Trying to stop/disable the service via the GUI or clusvcadm has no impact.
Version-Release number of selected component (if applicable):
Service must be a new service and you are trying to start it for the first time.
Doesn't get the same error if the service is already known or previously worked
- it correctly enters the stopped state after failing to start on both nodes.
Steps to Reproduce:
1. Setup a new service so it will return 1 (error) on start
2. Configure it the same on all nodes, ie will exit with 1 on start
3. Configure the service in system-config-cluster / cluster.conf and propagate
to all nodes
4. Try to start the service
5. It will try to start on the first node, failover to the second node, failback
to the first node and then get stuck in 'recovering' state.
Actual results (from clustat):
Service Name Owner (Last) State
------- ---- ----- ------ -----
transport1-gw none recovering
Service should fail to start on both nodes and then enter the 'stopped' state.
When it is in the 'stopped' state then clusvcadm can try to start the service
again after you have fixed incorrect configuration.
Sent an email to firstname.lastname@example.org entitled 'service stuck in 'recovering'
state on both nodes' on Aug 28. Attached the output of:
gdb /usr/sbin/clurgmgrd `pidof clurgmgrd`
thr a a bt
... and /proc/cluster/dlm_debug as requested in cluster-list email response.

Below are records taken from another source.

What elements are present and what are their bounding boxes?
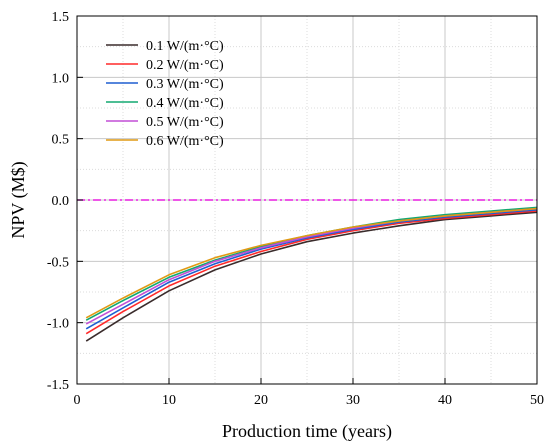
series-line-5 — [85, 207, 538, 325]
legend-label: 0.5 W/(m·°C) — [146, 115, 224, 130]
series-line-1 — [85, 211, 538, 342]
series-line-4 — [85, 206, 538, 321]
y-axis-title: NPV (M$) — [8, 161, 29, 238]
legend-label: 0.2 W/(m·°C) — [146, 58, 224, 73]
y-tick-label: -1.5 — [47, 378, 69, 393]
y-tick-label: 1.5 — [52, 10, 70, 25]
legend-label: 0.6 W/(m·°C) — [146, 134, 224, 149]
y-tick-label: 0.0 — [52, 194, 70, 209]
x-tick-label: 30 — [346, 393, 360, 408]
x-tick-label: 20 — [254, 393, 268, 408]
x-tick-label: 40 — [438, 393, 452, 408]
legend-label: 0.1 W/(m·°C) — [146, 39, 224, 54]
y-tick-label: 1.0 — [52, 71, 70, 86]
x-tick-label: 50 — [530, 393, 544, 408]
x-tick-label: 10 — [162, 393, 176, 408]
series-line-6 — [85, 207, 538, 319]
y-tick-label: 0.5 — [52, 133, 70, 148]
legend-label: 0.3 W/(m·°C) — [146, 77, 224, 92]
y-tick-label: -0.5 — [47, 255, 69, 270]
series-line-2 — [85, 210, 538, 335]
x-axis-title: Production time (years) — [222, 421, 392, 442]
y-tick-label: -1.0 — [47, 317, 69, 332]
x-axis-ticks: 0 10 20 30 40 50 — [74, 378, 544, 408]
legend-label: 0.4 W/(m·°C) — [146, 96, 224, 111]
legend: 0.1 W/(m·°C) 0.2 W/(m·°C) 0.3 W/(m·°C) 0.4 … — [106, 39, 224, 149]
y-axis-ticks: -1.5 -1.0 -0.5 0.0 0.5 1.0 1.5 — [47, 10, 83, 393]
x-tick-label: 0 — [74, 393, 81, 408]
series-layer — [85, 206, 538, 342]
series-line-3 — [85, 209, 538, 330]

Created attachment 185661 [details]
gdb backtrace on one node
Created attachment 185671 [details]
gdb backtrace on second node
Created attachment 185681 [details]
/proc/cluster/dlm_debug on one node
Created attachment 185691 [details]
/proc/cluster/dlm_debug on second node
This looks like a race between node 1 reconfiguring and node 2 reconfiguring.
The easiest thing to do here is synchronize reconfiguration.
Node 1 reconfigures, gets new resource(s)
Node 1 decides to start resources, but fails -
Node 1 stops resources
Node 1 tells node 2 to start resources
Node 2 says "Ehhhhh?"
Node 2 reconfigures, gets new resources.
Service gets stuck in recovering state.
This request was evaluated by Red Hat Product Management for inclusion in a Red
Hat Enterprise Linux maintenance release. Product Management has requested
further review of this request by Red Hat Engineering, for potential
inclusion in a Red Hat Enterprise Linux Update release for currently deployed
products. This request is not yet committed for inclusion in an Update
Fixing this would be too invasive and may require adding config versions to rgmanager messages (e.g. "try again if your config version is newer than mine").
You can disable and enable the service again after the transition is complete.